Les guides égyptiens se montrent particulièrement directifs concernant le respect de l’environnement marin, insistant lourdement sur ces consignes fondamentales. La Mer Rouge bénéficie d’une protection efficace grâce au système de parcs marins mis en place par l’État égyptien. Les autorités règlementent strictement l’accès aux sites les plus sensibles, organisant par exemple des rotations sur Samadai et travaillant à structurer l’accès à Sataya.

  1. Porter systématiquement des chaussons à semelle épaisse pour toute mise à l’eau
  2. Entrer uniquement par les passages balisés entre les bouées
  3. Ne jamais toucher, déranger ou prélever quoi que ce soit
  4. Maintenir une distance respectueuse avec tous les animaux marins
  5. Éviter les gestes brusques qui perturbent la faune

Des études scientifiques menées actuellement sur le développement corallien révèlent que les récifs de cette région se développent particulièrement bien malgré le réchauffement climatique. Alors que les coraux meurent massivement ailleurs dans le monde, ceux de la Mer Rouge égyptienne semblent remarquablement résilients, constituant un espoir pour la communauté scientifique internationale.

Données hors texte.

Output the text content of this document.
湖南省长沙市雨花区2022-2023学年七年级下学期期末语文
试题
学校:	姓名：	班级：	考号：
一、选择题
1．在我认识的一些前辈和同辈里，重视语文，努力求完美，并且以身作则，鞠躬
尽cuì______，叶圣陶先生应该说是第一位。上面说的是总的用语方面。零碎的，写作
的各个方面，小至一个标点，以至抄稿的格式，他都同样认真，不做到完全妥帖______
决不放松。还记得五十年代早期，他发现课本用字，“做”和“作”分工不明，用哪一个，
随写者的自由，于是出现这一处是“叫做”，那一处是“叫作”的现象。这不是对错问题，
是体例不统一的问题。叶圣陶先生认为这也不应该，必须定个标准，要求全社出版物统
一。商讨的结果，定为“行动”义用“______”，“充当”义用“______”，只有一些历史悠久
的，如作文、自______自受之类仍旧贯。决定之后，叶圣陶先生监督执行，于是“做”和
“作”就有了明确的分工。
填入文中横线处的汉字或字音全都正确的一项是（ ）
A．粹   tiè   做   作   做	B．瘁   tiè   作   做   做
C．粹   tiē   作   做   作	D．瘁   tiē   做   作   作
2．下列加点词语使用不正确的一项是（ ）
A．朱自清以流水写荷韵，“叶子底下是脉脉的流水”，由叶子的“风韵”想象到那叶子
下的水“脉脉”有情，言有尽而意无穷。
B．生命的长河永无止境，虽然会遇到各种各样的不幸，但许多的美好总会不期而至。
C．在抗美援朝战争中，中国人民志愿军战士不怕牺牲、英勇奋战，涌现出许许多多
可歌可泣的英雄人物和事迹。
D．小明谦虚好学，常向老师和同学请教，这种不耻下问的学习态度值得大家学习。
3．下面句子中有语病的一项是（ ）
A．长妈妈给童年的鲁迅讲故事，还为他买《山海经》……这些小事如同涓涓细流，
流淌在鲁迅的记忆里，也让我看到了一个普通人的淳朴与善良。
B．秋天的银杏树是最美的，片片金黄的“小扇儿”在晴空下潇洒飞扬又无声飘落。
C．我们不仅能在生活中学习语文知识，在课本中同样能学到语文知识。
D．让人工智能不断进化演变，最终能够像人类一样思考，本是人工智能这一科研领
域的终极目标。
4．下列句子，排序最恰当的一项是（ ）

Côté équipement, prévoir son propre masque, ses palmes et son tuba garantit confort et hygiène. La location reste possible mais moins satisfaisante. Une GoPro 10 offre une qualité d’image remarquable avec une excellente stabilisation, sans nécessiter de filtre car les vraies couleurs restent visibles naturellement. Une poche étanche protège efficacement l’argent et les documents. La protection solaire doit être renforcée, le reflet de l’eau démultipliant l’exposition aux UV.

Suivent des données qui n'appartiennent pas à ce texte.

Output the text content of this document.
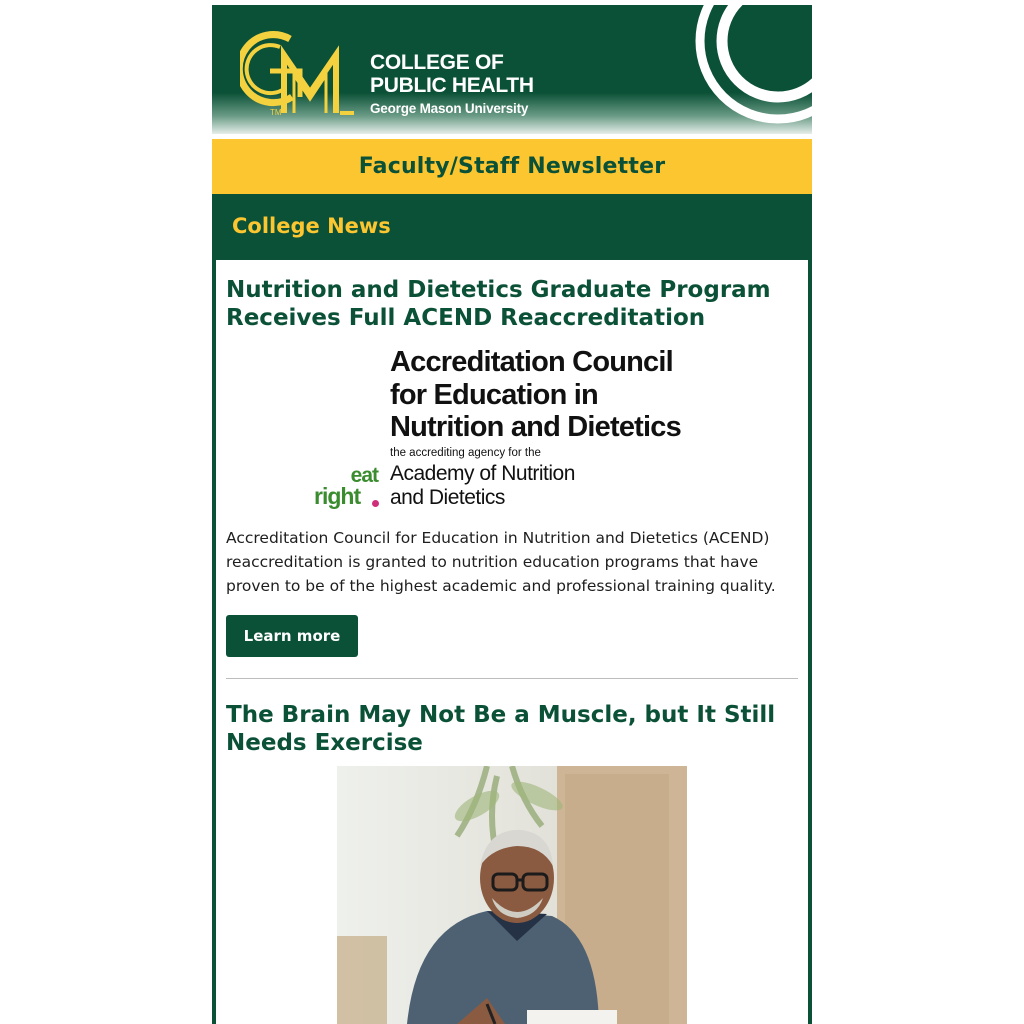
TM
COLLEGE OF
PUBLIC HEALTH
George Mason University
Faculty/Staff Newsletter
College News
Nutrition and Dietetics Graduate Program Receives Full ACEND Reaccreditation
Accreditation Council
for Education in
Nutrition and Dietetics
the accrediting agency for the
Academy of Nutrition
and Dietetics
eat
right

Accreditation Council for Education in Nutrition and Dietetics (ACEND) reaccreditation is granted to nutrition education programs that have proven to be of the highest academic and professional training quality.

Learn more
The Brain May Not Be a Muscle, but It Still Needs Exercise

Les sessions de snorkeling durent fréquemment trois heures ou davantage pour les passionnés, nécessitant le port d’une combinaison pour rester confortablement dans l’eau. Le vent peut provoquer le hissement du drapeau rouge, interdisant temporairement le snorkeling pour des raisons de sécurité. Repérer les baies privées protégées du vent permet d’anticiper ces désagréments. Les plages publiques restent accessibles à tous, tandis que les plages privées offrent davantage de confort, de propreté et de sécurité, particulièrement appréciables pour les femmes voyageant seules.